ABOUT
Musician and educator Kate Outterbridge works to meaningfully challenge the status quo in the service of engaging and uniting people through the performing arts. A dynamic violinist, fierce advocate of contemporary music and promoter of responsible and thorough music education in the city of Los Angeles and beyond, Kate performs at the forefront of today's music scene.
Since moving to Los Angeles, Kate has appeared as a violinist with the LA-based modern music collective Wild Up, most memorably in the 12 hour performance art piece 'Bliss,' by Ragnar Kjartansson, as well as in a sold out performance at The Soraya with the esteemed Martha Graham Dance Company. Other highlights include performances at the Orpheum Theater with acclaimed indie-rock band The National, on TBS's ‘Conan O'Brien Presents,’ and with MacArthur Fellowship-winning performance artist Taylor Mac in the widely acclaimed 'A 24-Decade History of Popular Music.’
Kate has performed and premiered the works of countless living composers across the country, most recently premiering a new work by Anthony Cheung, thanks to funding through the Gabriela Lena Frank Creative Academy’s #GLFCAMGigThruCOVID. She has performed in venues across the country including Walt Disney Concert Hall, National Sawdust, REDCAT, and has appeared in Festivals including SILENCE at Descanso, Bang on A Can Summer Festival Marathon, (R)evolution: Resonant Bodies, and Detroit’s Strange Beautiful Music. As an active recording artist, recent recording highlights include Miranda July’s new film ‘Kajillionaire,’ trailer music for “The Last Black Man in San Francisco,” and Vagabon’s widely acclaimed self-titled debut album.
Kate is a founding member of "The Furies," a feminist duo that promotes the sharing of stories and experiences of those traditionally excluded from the classical music canon. Together they address issues surrounding female empowerment through immersive live performances and transformative educational programming. The Furies performances include playing along side friends and mentors Eighth Blackbird at the Great Lakes Chamber Music Festival, at Scholes Street Studio in New York City, and on Equal Sound Concert Series at Art Share LA. They have premiered works by Nina Shekhar, Elizabeth A. Baker, and Gemma Peacocke. Together they have created two shows, "A Cure for Hysteria," which deals with the gendered word 'hysteria' and its social connotations and consequences, and "P.M.S, the People Menstruate Show," which investigates the stigmas surrounding menstruation.
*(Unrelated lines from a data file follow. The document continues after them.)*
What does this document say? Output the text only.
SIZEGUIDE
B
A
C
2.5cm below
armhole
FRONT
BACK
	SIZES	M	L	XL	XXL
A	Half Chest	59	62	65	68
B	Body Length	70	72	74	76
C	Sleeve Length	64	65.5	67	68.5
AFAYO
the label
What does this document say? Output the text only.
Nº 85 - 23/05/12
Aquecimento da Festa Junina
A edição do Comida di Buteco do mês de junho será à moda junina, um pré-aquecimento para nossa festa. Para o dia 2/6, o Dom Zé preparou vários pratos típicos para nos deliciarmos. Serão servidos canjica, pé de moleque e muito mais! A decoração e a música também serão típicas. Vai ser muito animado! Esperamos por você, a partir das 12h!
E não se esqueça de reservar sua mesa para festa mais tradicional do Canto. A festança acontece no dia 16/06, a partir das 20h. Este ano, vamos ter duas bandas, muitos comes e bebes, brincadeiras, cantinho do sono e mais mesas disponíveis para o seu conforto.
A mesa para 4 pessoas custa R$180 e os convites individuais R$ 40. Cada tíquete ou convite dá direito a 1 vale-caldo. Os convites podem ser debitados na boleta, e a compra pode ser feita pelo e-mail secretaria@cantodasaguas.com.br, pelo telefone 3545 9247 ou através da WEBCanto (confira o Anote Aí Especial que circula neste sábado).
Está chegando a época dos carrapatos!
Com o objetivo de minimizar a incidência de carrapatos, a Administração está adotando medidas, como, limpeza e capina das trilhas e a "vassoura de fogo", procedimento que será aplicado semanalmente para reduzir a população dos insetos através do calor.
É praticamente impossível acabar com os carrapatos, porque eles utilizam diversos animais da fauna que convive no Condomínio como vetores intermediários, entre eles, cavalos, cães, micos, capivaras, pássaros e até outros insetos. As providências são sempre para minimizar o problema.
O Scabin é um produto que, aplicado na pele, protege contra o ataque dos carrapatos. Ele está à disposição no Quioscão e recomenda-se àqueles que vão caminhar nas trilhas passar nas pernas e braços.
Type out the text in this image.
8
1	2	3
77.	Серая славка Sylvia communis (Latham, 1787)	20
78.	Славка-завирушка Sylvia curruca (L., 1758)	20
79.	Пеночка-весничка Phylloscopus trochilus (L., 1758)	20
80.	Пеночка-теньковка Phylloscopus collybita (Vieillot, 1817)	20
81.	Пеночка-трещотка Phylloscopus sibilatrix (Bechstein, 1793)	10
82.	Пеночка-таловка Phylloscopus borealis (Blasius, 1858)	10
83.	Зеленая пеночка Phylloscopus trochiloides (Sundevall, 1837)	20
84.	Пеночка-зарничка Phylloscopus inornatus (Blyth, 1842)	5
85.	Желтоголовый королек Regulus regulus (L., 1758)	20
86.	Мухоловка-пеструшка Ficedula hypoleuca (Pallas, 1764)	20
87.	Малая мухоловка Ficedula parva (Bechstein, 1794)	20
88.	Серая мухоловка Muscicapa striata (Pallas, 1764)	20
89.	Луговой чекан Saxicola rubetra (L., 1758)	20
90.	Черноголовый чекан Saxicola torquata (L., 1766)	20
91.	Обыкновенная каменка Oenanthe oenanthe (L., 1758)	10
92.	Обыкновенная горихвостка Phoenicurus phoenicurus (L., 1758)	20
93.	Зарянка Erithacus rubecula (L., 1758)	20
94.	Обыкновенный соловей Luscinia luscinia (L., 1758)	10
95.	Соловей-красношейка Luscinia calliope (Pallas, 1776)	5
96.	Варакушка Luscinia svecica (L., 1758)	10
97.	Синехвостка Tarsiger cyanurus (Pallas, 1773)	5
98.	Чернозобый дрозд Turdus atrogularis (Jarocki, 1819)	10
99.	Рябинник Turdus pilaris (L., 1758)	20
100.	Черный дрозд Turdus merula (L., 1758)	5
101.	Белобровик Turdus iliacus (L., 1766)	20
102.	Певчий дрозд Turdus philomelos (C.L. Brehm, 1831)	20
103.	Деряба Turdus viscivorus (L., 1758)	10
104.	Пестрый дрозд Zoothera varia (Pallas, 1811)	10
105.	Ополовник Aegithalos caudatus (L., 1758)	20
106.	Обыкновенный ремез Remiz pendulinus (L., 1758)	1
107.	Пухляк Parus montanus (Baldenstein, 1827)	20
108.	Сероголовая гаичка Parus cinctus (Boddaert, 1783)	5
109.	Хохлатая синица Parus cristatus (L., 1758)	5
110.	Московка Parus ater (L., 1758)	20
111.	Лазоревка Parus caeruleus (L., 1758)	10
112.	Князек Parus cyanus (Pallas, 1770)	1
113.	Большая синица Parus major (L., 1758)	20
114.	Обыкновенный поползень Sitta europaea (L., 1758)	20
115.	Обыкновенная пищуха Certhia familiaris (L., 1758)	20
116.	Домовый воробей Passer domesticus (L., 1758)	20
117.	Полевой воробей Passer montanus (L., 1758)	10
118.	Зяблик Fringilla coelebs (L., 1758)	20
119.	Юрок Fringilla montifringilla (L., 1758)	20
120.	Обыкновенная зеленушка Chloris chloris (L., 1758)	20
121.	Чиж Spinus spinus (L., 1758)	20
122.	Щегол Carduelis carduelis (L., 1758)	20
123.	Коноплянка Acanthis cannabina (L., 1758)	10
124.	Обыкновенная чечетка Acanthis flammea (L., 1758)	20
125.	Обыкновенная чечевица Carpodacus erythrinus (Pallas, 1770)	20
Inspired to find new ways to use the arts as a tool for social change, Kate recently completed at two year fellowship with Community MusicWorks in Providence, Rhode Island. The mission of the organization, "to create cohesive urban community through music education and performance that transforms the lives of children, families, and musicians," was reflected in the fellowship program, where she taught a full studio of violin students, performed with the ensemble in residence in spaces from galleries to taco shops with the MusicWorks Collective, and participated in group seminars and workshops. Her experience leading a series of workshops with a quartet in a mental health facility is chronicled in an article for the Log Journal. Other highlights of Kate's CMW fellowship include sight-reading piano quartets with Emanuel Ax (who played electric keyboard!) in a La Lupitas taco shop, organizing annual concerts for her students at the Southside Community Land Trust Plant Sale, and Friday night dinners with Phase 2, a teen group organized around chamber music and discussions of current events both global and local.
A dedicated and experienced teacher, Kate currently works as the String Faculty for Global Arts Los Angeles. Kate uses a blend of Suzuki pedagogy, Creative Ability Development, and mindfulness exercises when teaching children in group and individual settings. Past teaching projects include virtual summer programming with Project 440, traveling to Seoul in conjunction with the LA Philharmonic tour, to work with Korean El Sistema students, and visiting Osceola County high schools with The Road to College to talk about college pathways, and serving as Strings Coordinator at YOSAL. Raised as a Suzuki student herself and having received her Suzuki Book 1 certification from former teacher Ronda Cole, Kate strives to breathe new life into traditional string pedagogy through her experiences within different communities, discover and dismantle White supremacist culture within teaching practices, and create meaningful lasting connections with students
Kate received her Masters of Music and Masters of Chamber Music at the University of Michigan where she studied with Aaron Berofsky in 2015, and her Bachelors of Music from Boston University in 2013, where she studied with Bayla Keyes. She has participated in residencies at Avaloch Farm Music Institute, Bang on a Can Summer Festival, and as well as Aspen Music Festival and the National Orchestra Institute.
While not playing her violin, Kate enjoys traveling to new places, eating dessert first, and finding the funny in everything.